CHICAGO, Jan. 11 (UPI) -- Henry Brisbon is known in criminal justice circles as the "I-57 Killer" for a series of slayings in 1973 along Interstate 57 south of Chicago, including ordering one engaged couple to "kiss their last kiss" while he shot them to death alongside the highway.
Jacqueline Williams is a woman so desperate to have people think she gave birth to a baby that she, her boyfriend and a friend killed a pregnant woman and cut her full-term fetus from her womb.
Both Brisbon and Williams are the most prominent of Illinois' death-row inmates who no longer have to worry about someday being strapped to a gurney and receiving a court-ordered lethal injection.
They, along with their 155 colleagues on Illinois' death rows, will be moved this weekend to the general prison population -- although officials admit Brisbon has been enough of a security risk in the past they will still keep an extra watch over him.
Gov. George Ryan's Saturday clemency order that cleared out death row in Illinois altered both of their sentences to life prison terms without parole.
What's odd is that Brisbon was not on death row for the I-57 slayings, which occurred during the period from 1972-76 when the United States had no death penalty.
He was serving a 1,000-3,000-year sentence at the Stateville Correctional Center near Joliet when he got into a fight and killed fellow inmate Richard "Hippie" Morgan.
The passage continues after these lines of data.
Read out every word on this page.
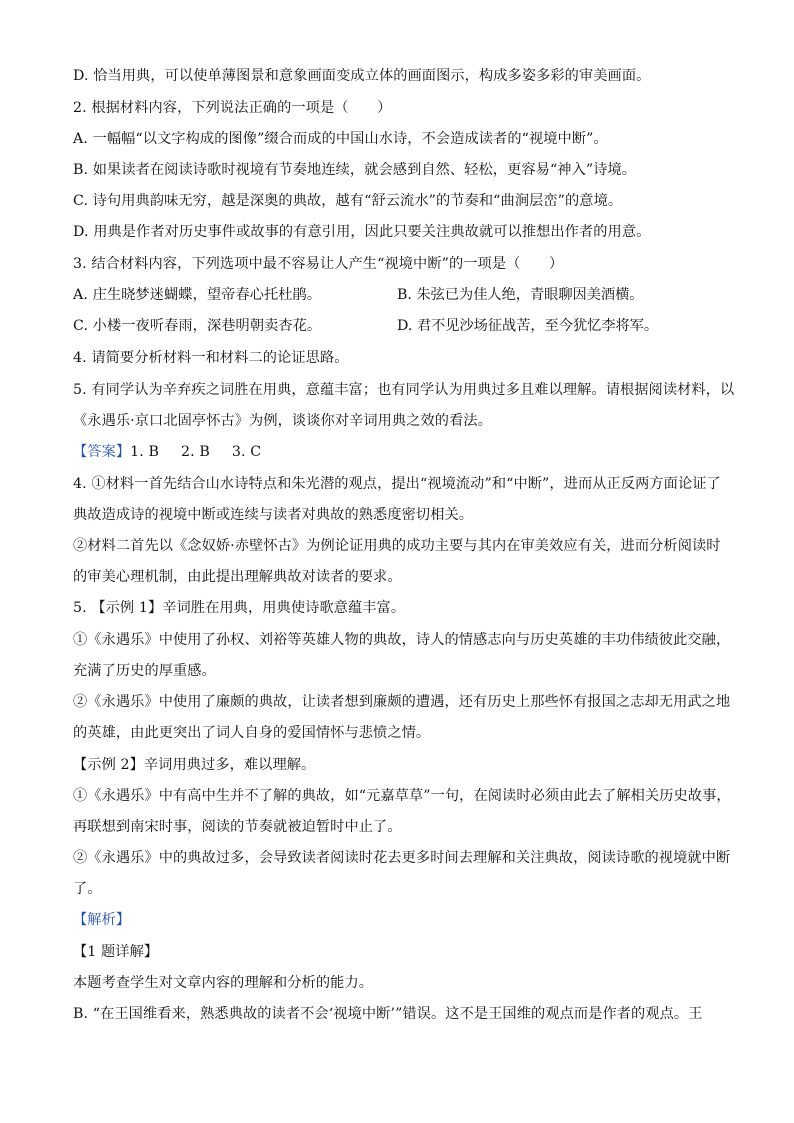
D. 恰当用典，可以使单薄图景和意象画面变成立体的画面图示，构成多姿多彩的审美画面。
2. 根据材料内容，下列说法正确的一项是（　　）
A. 一幅幅“以文字构成的图像”缀合而成的中国山水诗，不会造成读者的“视境中断”。
B. 如果读者在阅读诗歌时视境有节奏地连续，就会感到自然、轻松，更容易“神入”诗境。
C. 诗句用典韵味无穷，越是深奥的典故，越有“舒云流水”的节奏和“曲涧层峦”的意境。
D. 用典是作者对历史事件或故事的有意引用，因此只要关注典故就可以推想出作者的用意。
3. 结合材料内容，下列选项中最不容易让人产生“视境中断”的一项是（　　）
A. 庄生晓梦迷蝴蝶，望帝春心托杜鹃。	B. 朱弦已为佳人绝，青眼聊因美酒横。
C. 小楼一夜听春雨，深巷明朝卖杏花。	D. 君不见沙场征战苦，至今犹忆李将军。
4. 请简要分析材料一和材料二的论证思路。
5. 有同学认为辛弃疾之词胜在用典，意蕴丰富；也有同学认为用典过多且难以理解。请根据阅读材料，以
《永遇乐·京口北固亭怀古》为例，谈谈你对辛词用典之效的看法。
【答案】1. B 2. B 3. C
4. ①材料一首先结合山水诗特点和朱光潜的观点，提出“视境流动”和“中断”，进而从正反两方面论证了
典故造成诗的视境中断或连续与读者对典故的熟悉度密切相关。
②材料二首先以《念奴娇·赤壁怀古》为例论证用典的成功主要与其内在审美效应有关，进而分析阅读时
的审美心理机制，由此提出理解典故对读者的要求。
5. 【示例 1】辛词胜在用典，用典使诗歌意蕴丰富。
①《永遇乐》中使用了孙权、刘裕等英雄人物的典故，诗人的情感志向与历史英雄的丰功伟绩彼此交融，
充满了历史的厚重感。
②《永遇乐》中使用了廉颇的典故，让读者想到廉颇的遭遇，还有历史上那些怀有报国之志却无用武之地
的英雄，由此更突出了词人自身的爱国情怀与悲愤之情。
【示例 2】辛词用典过多，难以理解。
①《永遇乐》中有高中生并不了解的典故，如“元嘉草草”一句，在阅读时必须由此去了解相关历史故事，
再联想到南宋时事，阅读的节奏就被迫暂时中止了。
②《永遇乐》中的典故过多，会导致读者阅读时花去更多时间去理解和关注典故，阅读诗歌的视境就中断
了。
【解析】
【1 题详解】
本题考查学生对文章内容的理解和分析的能力。
B. “在王国维看来，熟悉典故的读者不会‘视境中断’”错误。这不是王国维的观点而是作者的观点。王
For that, he was sentenced to death.
Brisbon's prison problems give him notoriety in the Illinois system. In one early-1980s fight at the Pontiac Correctional Center, Brisbon stabbed another prominent inmate -- John Gacy, the man convicted of more murders than anyone else in U.S. history. Gacy was executed in 1994.
Williams was one of four women on Illinois' death row. She was sentenced to death for the particularly brutal nature of her crime. One of her co-defendants, Fedell Caffey, also got death. Ryan's order changes his sentence as well to natural life.
Other noteworthy cases in Illinois involve Leonard Kidd, who caused a 1980 fire in Chicago that killed 10 children; Anthony Enis, who raped a nurse in 1987 and killed her four months later to keep her from testifying against him, and Jeffrey Rissley, who kidnapped and killed a 6-year-old girl in 1991, ultimately disposing of her body in Michigan.
But Ryan said the case that gave him the most pause involved Daniel Edwards, who is on death row for the abduction-murder of Steve Small. Small, the publisher of the Kankakee Journal, was lured to the garage of a home he was renovating, stuffed into the trunk of a car and then buried alive. He died before police could find him.
The crime took place in Ryan's hometown of Kankakee, Ill. Small was a neighbor who used to baby-sit Ryan's children and Ryan also knew the Edwards family.
"Dan Edwards is guilty. I know that," Ryan said, but added that he is so convinced the Illinois death penalty system is a mess, he felt he had no choice but to reduce the sentence.
The decision is not a popular one in the Ryan household, the governor admits.
"My wife, Lura Lynn, was angry and disappointed at my decision, like many of the families of other victims will be," he said.